Surprisingly, I also found the author making a case for the exact opposite approach to that of Alexander von Humboldt, who was a pioneering synthesiser and maker of connections previously unappreciated by scientists immersed in the descriptive method of science. Everett was keen to give as much emphasis to detailed study and documenting of particular languages, as to the formulation of common rules and grammars: -
Ch. 12 p. 321
" …we have seen that there are uses of icons in sounds and syntax that arise from the connection of language to culture, such as" … "idiomatic expressions like 'kick the bucket', and the meanings of words like 'haggis' that are so clearly culture-specific. Thus language rarities bring us face to face with the mirror and the reality of the shortcomings of our deepest efforts to generalise."

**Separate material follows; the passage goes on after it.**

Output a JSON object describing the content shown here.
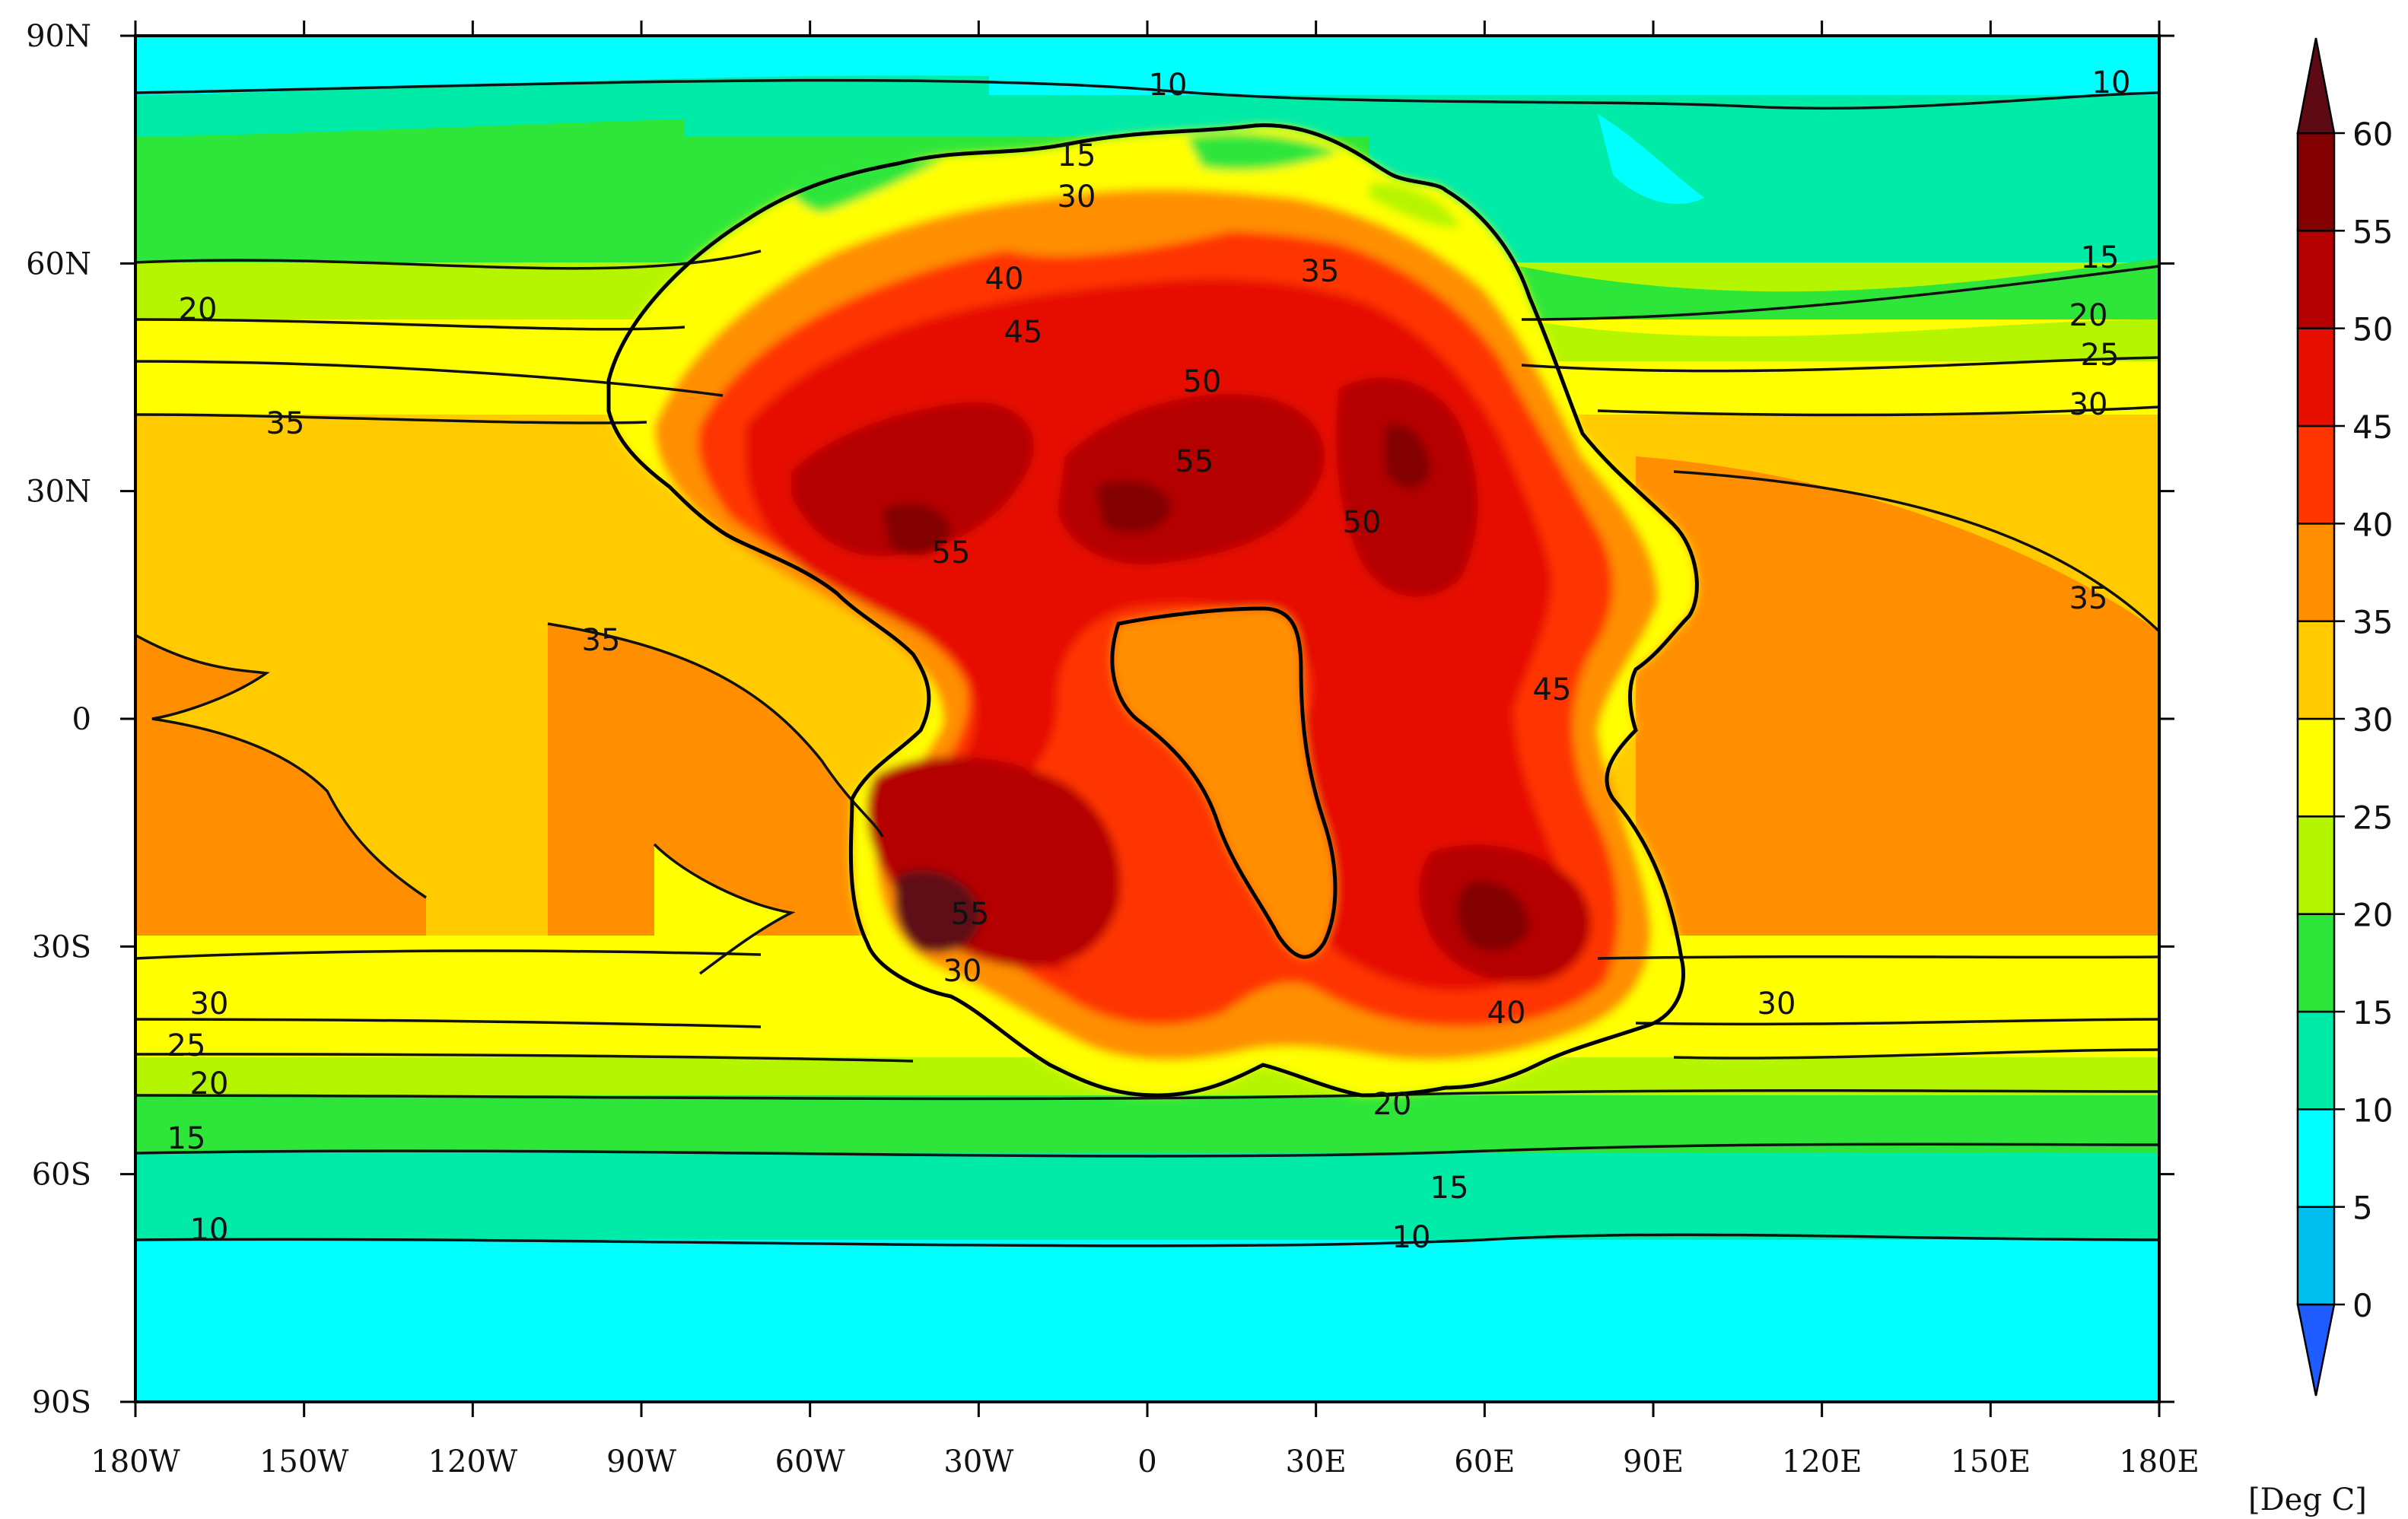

Everett spent several pages expanding on the theme that the particularities of each language should lead us to consider the significance of these differences, and not shove them under the carpet as "exceptions" which are an awkward fit for a general theory of language. This was as part of his argument against any over-arching theory based on an innate genetic program for language.
I found this an insightful and thought-provoking book, although some readers might find it a little dense in places. The author has a case to make, but the book has a structure making the the sequence of his arguments clear and connected to both his own ideas and the ideas he is challenging.
It is always useful to gain self-awareness, and this book leads you to consider what effect your
language has on you, and the way you see the world.
It also reminds you to be aware that other languages reveal just how differently each culture sees the world.
It is always useful to gain self-awareness, and this book leads you to consider what effect your
language has on you, and the way you see the world.
It also reminds you to be aware that other languages reveal just how differently each culture sees the world.